Em Plena Crise, BNI Reduz Incumprimento em 29,4% e Destaca-se Entre os Mais Sólidos
- Banco Nacional de Investimento melhora significativamente o seu rácio de crédito em incumprimento e exibe níveis elevados de solvabilidade e liquidez, num contexto económico marcado por incertezas e dificuldades operacionais;
- Rácio de crédito em incumprimento do BNI caiu 29,4 pontos percentuais, para 14,58%;
- Ecobank, Moza Banco e Access Bank apresentam os rácios mais elevados;
- BNI regista também um dos mais altos rácios de solvabilidade (41,90%);
- Banco assegura robustez de liquidez com cobertura de 115,31%;
- Melhorias reflectem gestão prudente do risco e confiança acrescida dos investidores.
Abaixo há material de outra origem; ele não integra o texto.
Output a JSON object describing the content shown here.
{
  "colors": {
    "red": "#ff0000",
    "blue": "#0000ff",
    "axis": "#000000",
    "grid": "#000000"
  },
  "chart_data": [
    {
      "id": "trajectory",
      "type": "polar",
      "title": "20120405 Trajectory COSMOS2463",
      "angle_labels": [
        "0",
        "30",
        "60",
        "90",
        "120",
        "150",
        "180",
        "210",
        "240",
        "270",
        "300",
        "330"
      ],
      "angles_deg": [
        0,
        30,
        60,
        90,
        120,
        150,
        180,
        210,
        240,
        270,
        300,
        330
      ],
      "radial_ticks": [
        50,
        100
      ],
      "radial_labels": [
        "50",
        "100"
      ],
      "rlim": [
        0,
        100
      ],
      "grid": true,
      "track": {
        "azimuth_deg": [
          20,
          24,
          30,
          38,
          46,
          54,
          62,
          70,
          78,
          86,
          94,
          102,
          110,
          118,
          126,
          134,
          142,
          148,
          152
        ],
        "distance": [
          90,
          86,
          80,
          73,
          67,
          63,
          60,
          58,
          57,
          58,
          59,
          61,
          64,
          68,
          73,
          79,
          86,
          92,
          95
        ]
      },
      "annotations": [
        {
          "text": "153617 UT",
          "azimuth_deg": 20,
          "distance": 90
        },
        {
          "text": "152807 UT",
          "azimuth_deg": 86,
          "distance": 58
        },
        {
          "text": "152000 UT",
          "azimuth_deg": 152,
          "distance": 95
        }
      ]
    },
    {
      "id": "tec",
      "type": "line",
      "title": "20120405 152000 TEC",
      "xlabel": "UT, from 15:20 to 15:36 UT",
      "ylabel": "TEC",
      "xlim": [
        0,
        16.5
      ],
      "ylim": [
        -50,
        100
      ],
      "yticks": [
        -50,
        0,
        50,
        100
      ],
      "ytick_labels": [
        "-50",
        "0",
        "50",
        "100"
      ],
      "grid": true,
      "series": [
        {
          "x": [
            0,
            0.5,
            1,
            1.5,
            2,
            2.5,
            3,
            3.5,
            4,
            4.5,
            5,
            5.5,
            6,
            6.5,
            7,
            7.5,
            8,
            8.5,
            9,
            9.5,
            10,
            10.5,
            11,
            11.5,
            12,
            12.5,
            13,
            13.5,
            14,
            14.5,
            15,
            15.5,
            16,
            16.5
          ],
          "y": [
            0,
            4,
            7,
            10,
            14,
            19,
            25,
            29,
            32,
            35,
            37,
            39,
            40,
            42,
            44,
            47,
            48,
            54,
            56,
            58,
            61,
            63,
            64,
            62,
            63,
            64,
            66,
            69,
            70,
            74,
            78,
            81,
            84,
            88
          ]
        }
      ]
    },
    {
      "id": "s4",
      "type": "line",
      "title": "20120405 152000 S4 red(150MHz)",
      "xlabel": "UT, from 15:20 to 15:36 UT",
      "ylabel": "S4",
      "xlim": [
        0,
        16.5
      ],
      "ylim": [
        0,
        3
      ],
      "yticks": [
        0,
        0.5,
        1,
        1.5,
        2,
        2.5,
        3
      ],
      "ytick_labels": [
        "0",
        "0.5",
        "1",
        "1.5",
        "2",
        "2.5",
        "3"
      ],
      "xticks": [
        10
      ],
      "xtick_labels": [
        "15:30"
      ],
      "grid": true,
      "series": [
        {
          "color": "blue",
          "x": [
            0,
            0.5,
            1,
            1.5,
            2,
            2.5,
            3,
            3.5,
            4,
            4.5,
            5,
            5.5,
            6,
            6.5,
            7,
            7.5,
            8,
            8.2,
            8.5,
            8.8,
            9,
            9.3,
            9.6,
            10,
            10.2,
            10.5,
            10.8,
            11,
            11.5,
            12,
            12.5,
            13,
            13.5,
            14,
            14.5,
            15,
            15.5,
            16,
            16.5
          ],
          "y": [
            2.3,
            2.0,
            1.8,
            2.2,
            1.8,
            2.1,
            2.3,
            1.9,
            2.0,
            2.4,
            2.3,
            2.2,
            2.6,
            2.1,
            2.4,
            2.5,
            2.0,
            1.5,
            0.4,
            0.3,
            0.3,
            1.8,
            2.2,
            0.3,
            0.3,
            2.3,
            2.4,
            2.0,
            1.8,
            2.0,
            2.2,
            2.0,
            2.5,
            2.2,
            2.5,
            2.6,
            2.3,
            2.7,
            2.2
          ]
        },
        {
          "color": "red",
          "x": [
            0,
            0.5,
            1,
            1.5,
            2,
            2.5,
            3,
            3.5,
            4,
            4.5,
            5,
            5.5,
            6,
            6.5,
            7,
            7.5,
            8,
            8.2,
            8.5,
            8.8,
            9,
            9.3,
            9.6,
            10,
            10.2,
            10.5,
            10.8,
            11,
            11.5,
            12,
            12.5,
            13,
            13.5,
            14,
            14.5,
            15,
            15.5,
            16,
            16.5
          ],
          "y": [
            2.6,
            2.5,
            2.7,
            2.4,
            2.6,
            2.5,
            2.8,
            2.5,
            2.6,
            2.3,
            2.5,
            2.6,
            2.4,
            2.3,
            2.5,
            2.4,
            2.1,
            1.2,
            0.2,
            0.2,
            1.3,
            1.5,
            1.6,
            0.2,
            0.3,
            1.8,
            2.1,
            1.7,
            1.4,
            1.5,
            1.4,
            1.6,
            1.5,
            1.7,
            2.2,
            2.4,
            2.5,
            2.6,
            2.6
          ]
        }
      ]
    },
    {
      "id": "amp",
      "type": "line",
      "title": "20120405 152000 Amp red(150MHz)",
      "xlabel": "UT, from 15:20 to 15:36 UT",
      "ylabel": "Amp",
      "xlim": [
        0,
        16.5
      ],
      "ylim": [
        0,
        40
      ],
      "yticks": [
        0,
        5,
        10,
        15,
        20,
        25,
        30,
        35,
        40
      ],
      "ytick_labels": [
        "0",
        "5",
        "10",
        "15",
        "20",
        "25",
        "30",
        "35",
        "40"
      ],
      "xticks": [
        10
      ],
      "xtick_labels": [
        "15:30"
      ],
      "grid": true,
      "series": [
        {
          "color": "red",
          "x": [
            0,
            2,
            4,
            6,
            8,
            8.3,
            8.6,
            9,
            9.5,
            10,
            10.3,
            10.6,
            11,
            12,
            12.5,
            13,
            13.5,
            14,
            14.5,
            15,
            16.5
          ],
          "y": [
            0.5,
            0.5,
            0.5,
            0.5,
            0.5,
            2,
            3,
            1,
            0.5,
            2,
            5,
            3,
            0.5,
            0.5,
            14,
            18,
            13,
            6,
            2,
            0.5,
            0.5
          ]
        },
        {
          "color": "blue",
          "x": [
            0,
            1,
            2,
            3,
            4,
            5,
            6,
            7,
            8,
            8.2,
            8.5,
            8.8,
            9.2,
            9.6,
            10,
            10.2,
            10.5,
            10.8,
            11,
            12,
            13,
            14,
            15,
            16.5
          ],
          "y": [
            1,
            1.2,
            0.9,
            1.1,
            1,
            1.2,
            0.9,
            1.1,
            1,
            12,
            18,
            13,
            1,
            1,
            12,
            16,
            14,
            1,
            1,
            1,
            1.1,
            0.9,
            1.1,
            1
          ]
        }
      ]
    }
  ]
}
O Banco Nacional de Investimento (BNI) conseguiu reduzir o seu rácio de crédito em incumprimento de 43,98% no final de 2023 para 14,58% no primeiro trimestre de 2025, aproximando-se da média do sistema bancário nacional, estimada em 13%. Esta melhoria surge num cenário de crise, com efeitos pós-eleitorais ainda a impactar o tecido empresarial moçambicano.
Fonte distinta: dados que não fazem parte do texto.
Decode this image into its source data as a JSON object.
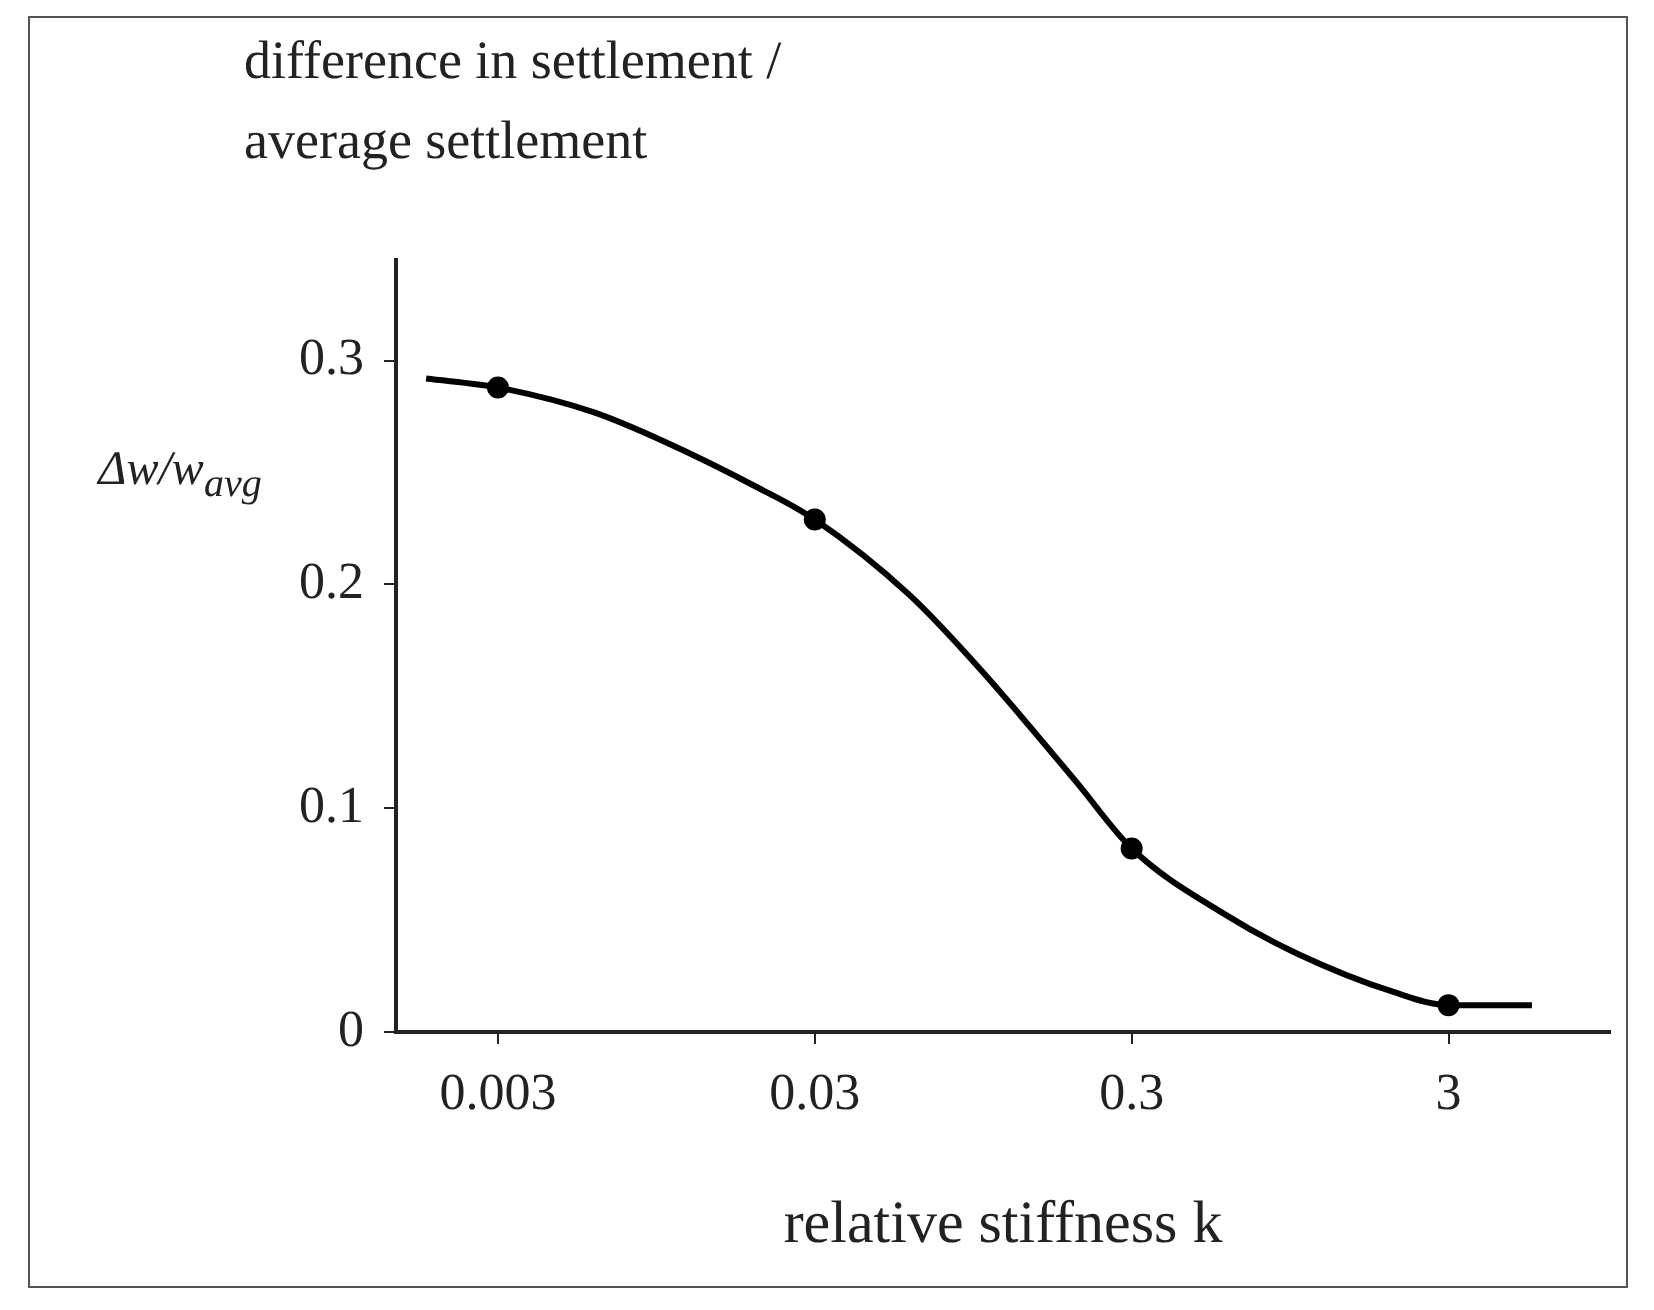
{
  "chart_data": {
    "type": "line",
    "title": "difference in settlement / average settlement",
    "xlabel": "relative stiffness k",
    "ylabel": "Δw/w$_{avg}$",
    "log": "x",
    "xlim": [
      0.00143,
      9.7
    ],
    "xticks": [
      0.003,
      0.03,
      0.3,
      3
    ],
    "ylim": [
      0,
      0.345
    ],
    "yticks": [
      0,
      0.1,
      0.2,
      0.3
    ],
    "grid": false,
    "legend": false,
    "series": [
      {
        "type": "line",
        "color": "#000000",
        "marker": "none",
        "x": [
          0.00178,
          0.003,
          0.006,
          0.01,
          0.02,
          0.03,
          0.06,
          0.1,
          0.2,
          0.3,
          0.6,
          1,
          2,
          3,
          5.5
        ],
        "values": [
          0.292,
          0.288,
          0.277,
          0.264,
          0.243,
          0.229,
          0.195,
          0.162,
          0.112,
          0.082,
          0.052,
          0.035,
          0.018,
          0.012,
          0.012
        ]
      },
      {
        "type": "scatter",
        "color": "#000000",
        "marker": "circle",
        "x": [
          0.003,
          0.03,
          0.3,
          3
        ],
        "values": [
          0.288,
          0.229,
          0.082,
          0.012
        ]
      }
    ]
  }
}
O Banco Nacional de Investimento (BNI) destacou-se no sector bancário nacional ao apresentar uma melhoria significativa na qualidade da sua carteira de crédito. O rácio de crédito em incumprimento (NPL) desceu de 43,98% no IV Trimestre de 2023 para 14,58% no I Trimestre de 2025 — uma redução de 29,4 pontos percentuais que coloca o BNI alinhado com a média do sistema bancário nacional.
Segundo o relatório sobre os Indicadores Prudenciais e Económico-Financeiros do Sector Bancário, publicado pelo Banco de Moçambique, a generalidade dos bancos comerciais registou melhorias nos seus NPLs. Todavia, alguns bancos continuam a apresentar níveis preocupantes: o Ecobank com 48,17%, o Moza Banco com 36,58% e o Access Bank com 20,69%.
Para além da melhoria na carteira de crédito, o BNI evidenciou igualmente indicadores de robustez ao nível da solvabilidade e liquidez. Com um rácio de solvabilidade de 41,90%, o banco surge entre os três mais sólidos do sistema financeiro, atrás apenas do BIG (454,05%) e do UBA (64,24%). Estes valores superam largamente o mínimo exigido pela autoridade monetária, fixado em 12%.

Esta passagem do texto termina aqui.